Thursday, April 12, 2018

Learning styles?

I've been hearing about learning styles for what seems like forever—especially related to language acquisition. It sounds good in theory, but...
“by the time we get students at college,” said the Indiana University professor Polly Husmann, “they’ve already been told ‘You’re a visual learner.’” Or aural, or what have you.

The thing is, they’re not. Or at least, a lot of evidence suggests that people aren’t really one certain kind of learner or another. In a study published last month in the journal Anatomical Sciences Education, Husmann and her colleagues had hundreds of students take the vark questionnaire to determine what kind of learner they supposedly were. The survey then gave them some study strategies that seem like they would correlate with that learning style.
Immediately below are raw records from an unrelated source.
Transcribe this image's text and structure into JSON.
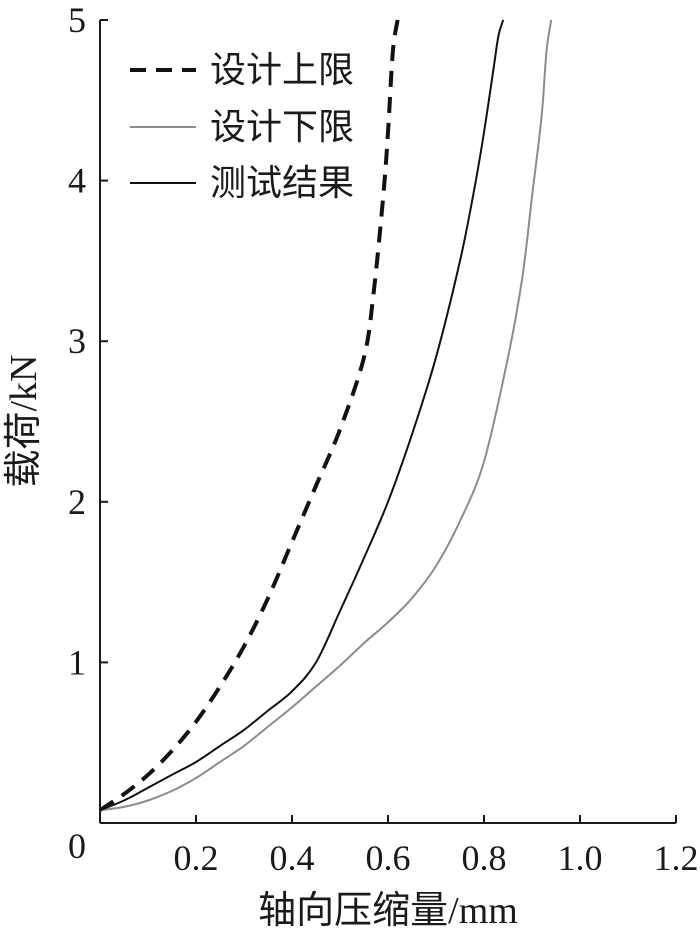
{
  "chart_data": {
    "type": "line",
    "xlabel": "轴向压缩量/mm",
    "ylabel": "载荷/kN",
    "xlim": [
      0,
      1.2
    ],
    "ylim": [
      0,
      5
    ],
    "xticks": [
      0.2,
      0.4,
      0.6,
      0.8,
      1.0,
      1.2
    ],
    "xtick_labels": [
      "0.2",
      "0.4",
      "0.6",
      "0.8",
      "1.0",
      "1.2"
    ],
    "yticks": [
      1,
      2,
      3,
      4,
      5
    ],
    "ytick_labels": [
      "1",
      "2",
      "3",
      "4",
      "5"
    ],
    "origin_label": "0",
    "grid": false,
    "legend_position": "top-left",
    "series": [
      {
        "name": "设计上限",
        "color": "#111111",
        "style": "dashed",
        "x": [
          0.0,
          0.05,
          0.1,
          0.15,
          0.2,
          0.25,
          0.3,
          0.35,
          0.4,
          0.45,
          0.5,
          0.55,
          0.57,
          0.59,
          0.6,
          0.61,
          0.62
        ],
        "y": [
          0.08,
          0.18,
          0.3,
          0.45,
          0.63,
          0.85,
          1.1,
          1.4,
          1.75,
          2.1,
          2.45,
          2.9,
          3.3,
          3.9,
          4.3,
          4.8,
          5.0
        ]
      },
      {
        "name": "设计下限",
        "color": "#8c8c8c",
        "style": "solid",
        "x": [
          0.0,
          0.05,
          0.1,
          0.15,
          0.2,
          0.25,
          0.3,
          0.35,
          0.4,
          0.45,
          0.5,
          0.55,
          0.6,
          0.65,
          0.7,
          0.75,
          0.8,
          0.85,
          0.88,
          0.9,
          0.92,
          0.93,
          0.94
        ],
        "y": [
          0.08,
          0.1,
          0.14,
          0.2,
          0.28,
          0.38,
          0.48,
          0.6,
          0.72,
          0.85,
          0.98,
          1.12,
          1.25,
          1.4,
          1.6,
          1.88,
          2.25,
          2.9,
          3.4,
          3.9,
          4.4,
          4.8,
          5.0
        ]
      },
      {
        "name": "测试结果",
        "color": "#111111",
        "style": "solid",
        "x": [
          0.0,
          0.05,
          0.1,
          0.15,
          0.2,
          0.25,
          0.3,
          0.35,
          0.4,
          0.45,
          0.5,
          0.55,
          0.6,
          0.65,
          0.7,
          0.75,
          0.78,
          0.8,
          0.82,
          0.83,
          0.84
        ],
        "y": [
          0.08,
          0.14,
          0.22,
          0.3,
          0.38,
          0.48,
          0.58,
          0.7,
          0.82,
          1.0,
          1.32,
          1.65,
          2.0,
          2.42,
          2.9,
          3.5,
          3.95,
          4.3,
          4.7,
          4.9,
          5.0
        ]
      }
    ]
  }
}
Husmann found that not only did students not study in ways that seemed to reflect their learning style, those who did tailor their studying to suit their style didn’t do any better on their tests.—The Atlantic, April 11, 2018

<idle musing>
Yep.
</idle musing>

1 comment:

Tim Bulkeley said...

This bathwater really is cold, research demonstrates its lack of warmth, let's chuck it out!

Enriching a learning environment with cues and information of various sorts certainly helps me learn, I get so much more from a book with (well-chosen) pictures, those stupid nursery rhymes also helped some things stick... That I think is the baby in this bath.